Anyway, I am trying to create a code that people can not change it outside basically. This is why I learnt that we should use local variables instead of creating object properties and by using getFunction as a method we can just read from outside.

Another approach is using "Object.defineProperty" (Getters & Setters)

All these work perfectly for primitive types but I guess we have some problem. I can not restrict my code read only. Without writing any setter methods I can change values because of the reference type feature.
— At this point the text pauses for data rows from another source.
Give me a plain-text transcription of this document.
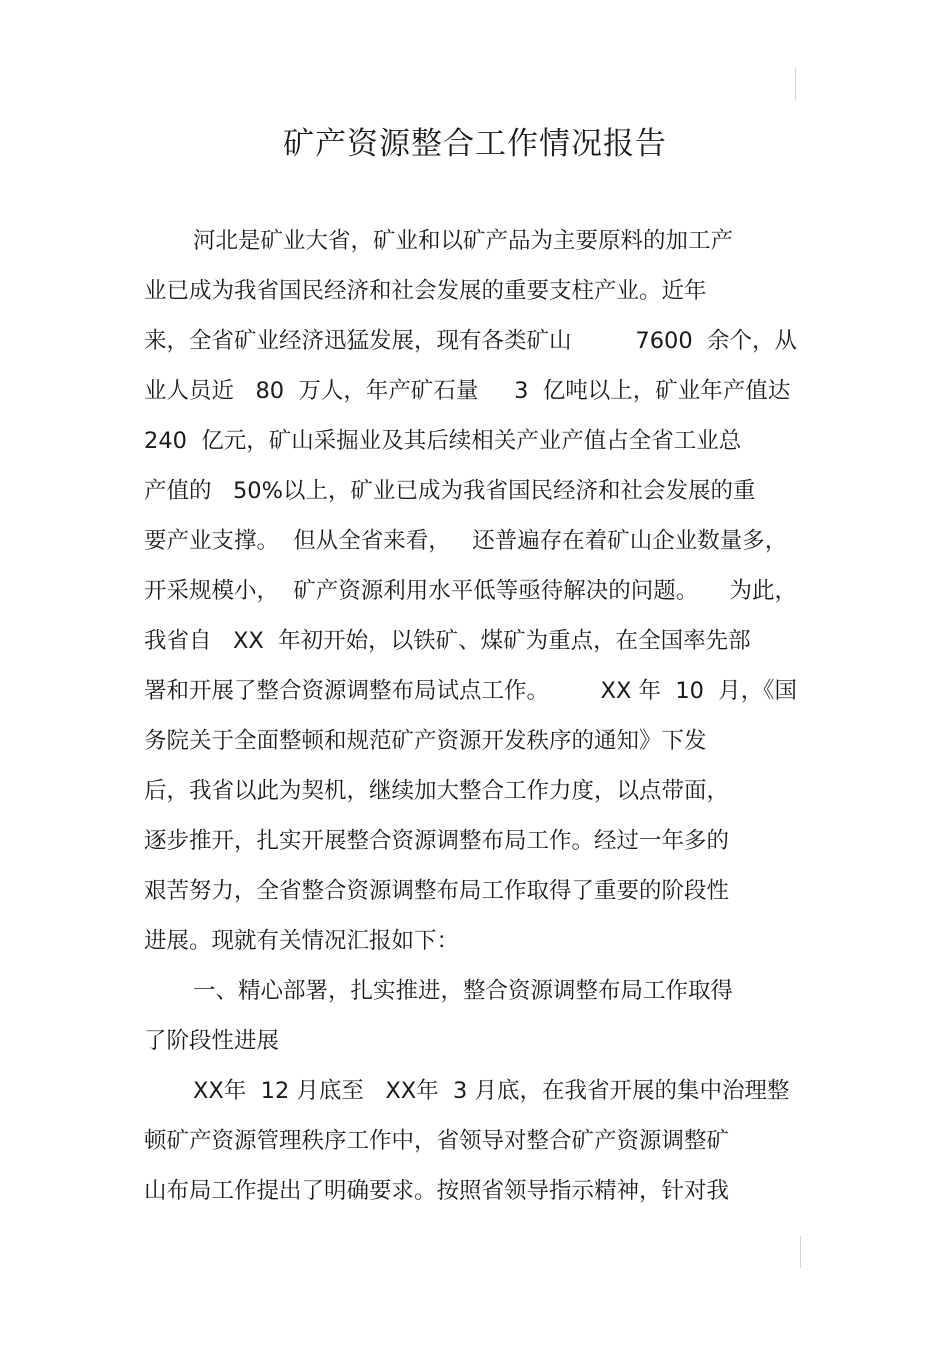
矿产资源整合工作情况报告
河北是矿业大省，矿业和以矿产品为主要原料的加工产
业已成为我省国民经济和社会发展的重要支柱产业。近年
来，全省矿业经济迅猛发展，现有各类矿山	7600  余个，从
业人员近   80  万人，年产矿石量     3  亿吨以上，矿业年产值达
240  亿元，矿山采掘业及其后续相关产业产值占全省工业总
产值的   50%以上，矿业已成为我省国民经济和社会发展的重
要产业支撑。  但从全省来看，   还普遍存在着矿山企业数量多，
开采规模小，  矿产资源利用水平低等亟待解决的问题。 为此，
我省自   XX  年初开始，以铁矿、煤矿为重点，在全国率先部
署和开展了整合资源调整布局试点工作。 XX 年  10  月，《国
务院关于全面整顿和规范矿产资源开发秩序的通知》下发
后，我省以此为契机，继续加大整合工作力度，以点带面，
逐步推开，扎实开展整合资源调整布局工作。经过一年多的
艰苦努力，全省整合资源调整布局工作取得了重要的阶段性
进展。现就有关情况汇报如下：
一、精心部署，扎实推进，整合资源调整布局工作取得
了阶段性进展
XX年  12 月底至   XX年  3 月底，在我省开展的集中治理整
顿矿产资源管理秩序工作中，省领导对整合矿产资源调整矿
山布局工作提出了明确要求。按照省领导指示精神，针对我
So how can I approach this problem ?

// Abstraction
function Circle(radius) {

this.radius = radius;

let defaultLocation = { x: 0, y: 0 };
let color = 'red';

this.getDefaultLocation = function() {
    return defaultLocation;
}

this.draw = function(){
    for (let key in defaultLocation) {
        console.log(key, defaultLocation[key]);
    }
    console.log('drawn');
};

// This can be changed from outside without set(){}
Object.defineProperty(this, 'defaultLocation', {
    get(){
        console.log('get function');
        return defaultLocation;
    }
});

// This needs set(){} to be changed
Object.defineProperty(this, 'color', {
    get(){
        console.log('get function');
        return color;
    },
    set(value){
        color = value;
    }
});
}

const circle = new Circle(10);

Upvotes: 4

Views: 1766

Answers (2)

Marvin
Marvin

Reputation: 953

You said

I am trying to create a code that people can not change it outside basically.

Refer to another stack overflow question. You can use the ES6 classes syntax, like so

class Circle {
    constructor(radius) {
        this.radius = radius;
    }

    get defaultLocation() {
        return { x: 0, y: 0 }; // Read-only
    }
    get color() {
        return 'red'; // Read-only
    }
}

let test = new Circle(2);
console.log(test.defaultLocation); // {x: 0, y: 0}
test.defaultLocation = 10; // No error but won't do anything
console.log(test.defaultLocation); // {x: 0, y: 0}

Upvotes: 2

user5063151
user5063151

Reputation:

If you only want a only a get() function, you can use a constructor function (not the latest ECMAScript syntax) with block-scope (let) variables being private instance variables. The key is NOT to use the this keyword.

function Circle(r = 0) {

    // Private
    let raduis = r


    // Public
    this.getRaduis = function() {

      return raduis
    }

}

let circle = new Circle(1)

console.log(circle.getRaduis())
console.log(circle.raduis)

Output:

1
undefined

You can add another option to defineProperty. This effectively creates a final static constant. Just set writeable = false.

Object.defineProperty(Circle, 'constants', {

  value : {

    constant  : 0,
    operation : () => {

      console.log('Some non-primitive')
    }
  },

  writable     : false,
  enumerable   : false,
  configurable : false
});

Circle.constants.operation()

Output:

Some non-primitive

See the "Writable attribute" section of the documentation.